13 ▶ F13-EMERGE — the agent-native UI is agent-intelligence running on itself
The ultimate test of F13-EMERGE is
ADR-014 — serverless functions are rejected partly because ephemeral processes cannot accumulate the context and memory that emergent behaviour requires.
ai web and ai tui:
instead of a hand-coded dashboard, a running ai[] agent is the
interface. The agent uses its own MCP tools to navigate the UI, query databases,
propose config changes, and crystallize successful patterns into reusable skills —
tasks the developer never explicitly coded.
# Every UI action has an MCP equivalent (F09-PROTOCOL parity)
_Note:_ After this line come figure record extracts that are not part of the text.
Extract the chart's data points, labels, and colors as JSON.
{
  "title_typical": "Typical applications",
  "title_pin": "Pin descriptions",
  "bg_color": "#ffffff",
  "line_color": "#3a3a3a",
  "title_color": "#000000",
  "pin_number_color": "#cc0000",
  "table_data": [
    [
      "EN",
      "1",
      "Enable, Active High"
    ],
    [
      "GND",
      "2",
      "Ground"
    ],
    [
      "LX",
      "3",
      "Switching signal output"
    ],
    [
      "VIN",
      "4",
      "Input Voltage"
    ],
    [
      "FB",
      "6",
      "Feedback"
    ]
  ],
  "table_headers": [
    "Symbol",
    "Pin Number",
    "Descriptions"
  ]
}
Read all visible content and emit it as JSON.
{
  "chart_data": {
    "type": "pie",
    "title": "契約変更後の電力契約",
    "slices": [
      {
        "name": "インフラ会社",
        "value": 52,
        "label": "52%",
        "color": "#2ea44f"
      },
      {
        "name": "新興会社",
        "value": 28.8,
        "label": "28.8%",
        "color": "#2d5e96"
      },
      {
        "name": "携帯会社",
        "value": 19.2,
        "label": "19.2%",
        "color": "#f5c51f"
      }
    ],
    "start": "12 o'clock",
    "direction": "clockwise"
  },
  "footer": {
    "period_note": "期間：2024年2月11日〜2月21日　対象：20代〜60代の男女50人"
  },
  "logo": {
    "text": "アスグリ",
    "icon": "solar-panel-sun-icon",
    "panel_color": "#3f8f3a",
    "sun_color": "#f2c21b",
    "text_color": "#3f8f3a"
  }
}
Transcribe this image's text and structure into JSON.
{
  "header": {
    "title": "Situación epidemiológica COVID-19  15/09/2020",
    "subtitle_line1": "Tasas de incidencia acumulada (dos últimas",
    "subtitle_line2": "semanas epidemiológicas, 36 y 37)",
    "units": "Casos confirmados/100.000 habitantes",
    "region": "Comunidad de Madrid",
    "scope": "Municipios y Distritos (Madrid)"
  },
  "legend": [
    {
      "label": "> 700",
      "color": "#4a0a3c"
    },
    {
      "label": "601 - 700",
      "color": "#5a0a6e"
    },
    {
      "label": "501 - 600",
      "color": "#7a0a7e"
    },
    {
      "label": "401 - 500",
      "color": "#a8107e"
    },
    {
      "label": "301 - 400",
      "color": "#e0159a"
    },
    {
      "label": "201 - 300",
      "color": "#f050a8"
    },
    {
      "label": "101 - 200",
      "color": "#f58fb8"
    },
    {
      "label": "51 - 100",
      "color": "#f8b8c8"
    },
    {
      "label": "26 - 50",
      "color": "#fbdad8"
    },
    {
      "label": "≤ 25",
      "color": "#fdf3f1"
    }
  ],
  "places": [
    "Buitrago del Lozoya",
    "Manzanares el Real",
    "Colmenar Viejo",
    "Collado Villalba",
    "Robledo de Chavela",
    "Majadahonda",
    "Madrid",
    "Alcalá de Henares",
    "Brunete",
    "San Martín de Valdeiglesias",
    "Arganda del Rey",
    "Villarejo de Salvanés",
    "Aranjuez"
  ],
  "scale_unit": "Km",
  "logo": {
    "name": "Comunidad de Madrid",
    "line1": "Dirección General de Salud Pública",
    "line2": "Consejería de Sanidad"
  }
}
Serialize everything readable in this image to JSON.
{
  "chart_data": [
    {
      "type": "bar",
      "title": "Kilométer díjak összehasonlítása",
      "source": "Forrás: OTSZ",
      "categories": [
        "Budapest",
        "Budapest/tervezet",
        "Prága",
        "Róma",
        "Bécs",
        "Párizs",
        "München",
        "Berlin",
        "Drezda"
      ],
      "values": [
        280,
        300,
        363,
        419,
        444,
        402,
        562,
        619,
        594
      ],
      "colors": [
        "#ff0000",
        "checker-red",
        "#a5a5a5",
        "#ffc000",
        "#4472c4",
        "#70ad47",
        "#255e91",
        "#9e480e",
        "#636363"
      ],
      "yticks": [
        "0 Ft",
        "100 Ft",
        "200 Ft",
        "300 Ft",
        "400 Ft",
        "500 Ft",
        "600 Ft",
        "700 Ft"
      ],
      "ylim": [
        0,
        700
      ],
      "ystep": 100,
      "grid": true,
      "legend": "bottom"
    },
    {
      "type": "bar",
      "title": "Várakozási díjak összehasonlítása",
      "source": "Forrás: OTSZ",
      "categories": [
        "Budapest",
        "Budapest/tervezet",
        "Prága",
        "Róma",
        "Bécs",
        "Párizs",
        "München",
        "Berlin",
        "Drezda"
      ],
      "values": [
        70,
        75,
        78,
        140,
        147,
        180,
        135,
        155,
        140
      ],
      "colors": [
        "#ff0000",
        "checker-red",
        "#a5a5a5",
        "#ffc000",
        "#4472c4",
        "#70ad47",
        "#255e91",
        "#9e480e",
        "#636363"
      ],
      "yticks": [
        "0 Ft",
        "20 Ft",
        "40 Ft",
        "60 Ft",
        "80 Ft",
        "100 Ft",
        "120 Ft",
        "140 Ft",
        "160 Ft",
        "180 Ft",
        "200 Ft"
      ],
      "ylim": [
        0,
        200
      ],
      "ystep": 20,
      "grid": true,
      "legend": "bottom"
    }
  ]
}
# Parity map lives at .agint/parity.yaml
# CI check: make parity-check
# The agent_config_propose tool lets the agent improve its own prompts
# New onboarding features ship as prompt fragments, not Go code (F05-OWN-PROMPT)
# Memory crystallizes successful tool sequences into skills (F07-STATELESS)
ADR:
ADR-009
— the sandbox subsystem provides the atomic primitives (shell, JS, Python) that
enable emergent agent behaviour. Agents compose these tiers to accomplish tasks
the sandbox was not explicitly built for.
ADR-014 — serverless functions are rejected partly because ephemeral processes cannot accumulate the context and memory that emergent behaviour requires.